Faithful to Buddha, Faithful to You - Chapter 10
Kami akhirnya berangkat ke Kucha. Pesta perpisahannya cukup meriah dengan warga Wensu berdatangan dari semua arah ke jalanan. Bahkan raja Wensu juga pergi mengantar kami. Dia ikut berjalan bersama kami di atas punggung kuda sejauh kira-kira sepuluh mil.
Sungguh berbeda bila melakukan perjalanan dengan seorang raja, tak seperti saat aku hanya bersama dnegan Rajiva dan ibunya. Kali ini kami mendapat perlakuan khusus yang sesuai untuk keluarga kerajaan.

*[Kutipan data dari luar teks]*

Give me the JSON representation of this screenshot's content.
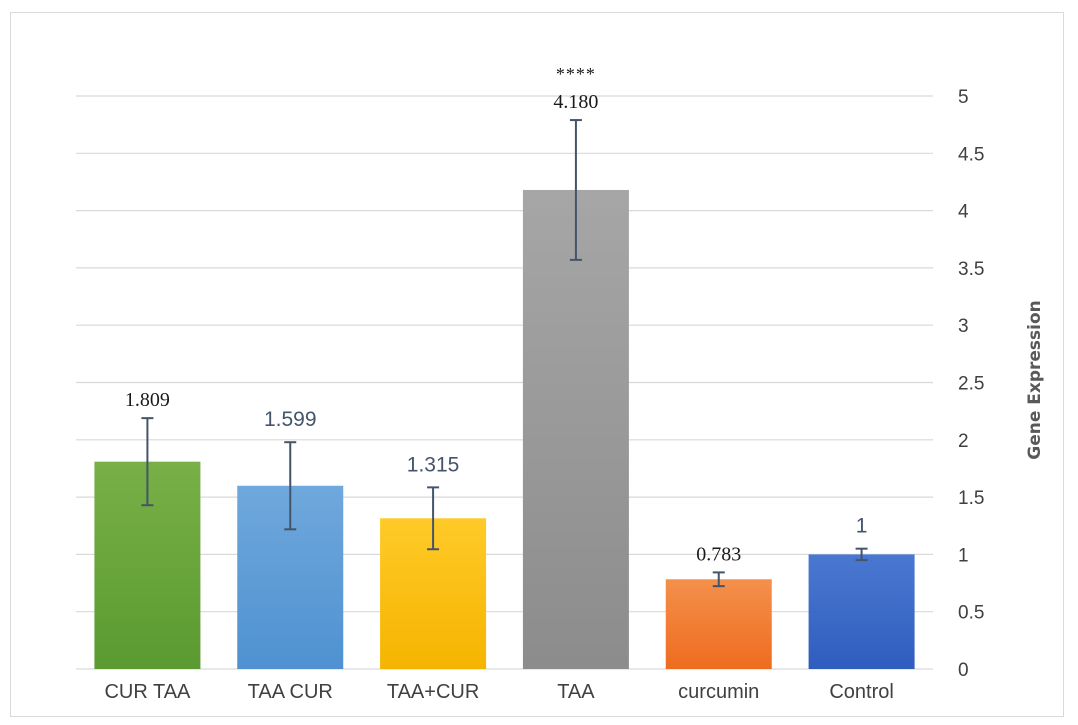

Setiap hari, Rajiva masih datang ke tendaku untuk melajaran kami setelah pembacaan mantra siangnya. Sekarang setelah aku punya buku yang sebenarnya, pelajaranku jadi lebih lengkap dan mendalam. Kapanpun memungkinkan, aku berusaha memakai kejadian bersejarah tertentu untuk menjelaskan soal filosofi orang kuno yang rumit. Hal ini memberiku banyak penghargaan dari Rajiva.
Suatu kali, Raja Bai Chun dari Kucha mendatangi tenda untuk menguji pengajaranku. Dia bisa bicara Bahasa Han dengan fasih. Aku sedang mengajar tentang Kumpulan Kesusastraan, Buku 9: Zi Han. Dia memiih satu cuplikan dari buku itu untuk mengujiku, yaitu: “Sang Guru berkata: Aku tak pernah melihat orang yang mencintai kebajikan seperti bila dia mencintai wanita cantik.”
Ini adalah cuplikan yang mudah untuk dijelaskan. Aku memikirkannya sejenak, lalu menjawab: “Confucius menyesalkan bahwa orang-orang lebih menghargai kecantikan ketimbang kebajikan. Tetapi karena semua orang menginginkan kecantikan, maka nafsu merupakan sifat dasar manusia. Ada tarikan alami antara orang dengan kecantikan, tak tergambarkan tetapi juga sangat kuat. Gaozi pernah berkata: ‘Kebutuhan untuk makan dan minum serta berhubungan badan adalah sifat dasar manusia.’ Tetapi kebajikan tidak. Mereka yang menghargai kebajikan tidak melakukannya dari kebutuhan manusia seperti sex. Manusia memang selalu demikian, baik dulu maupun sekarang.”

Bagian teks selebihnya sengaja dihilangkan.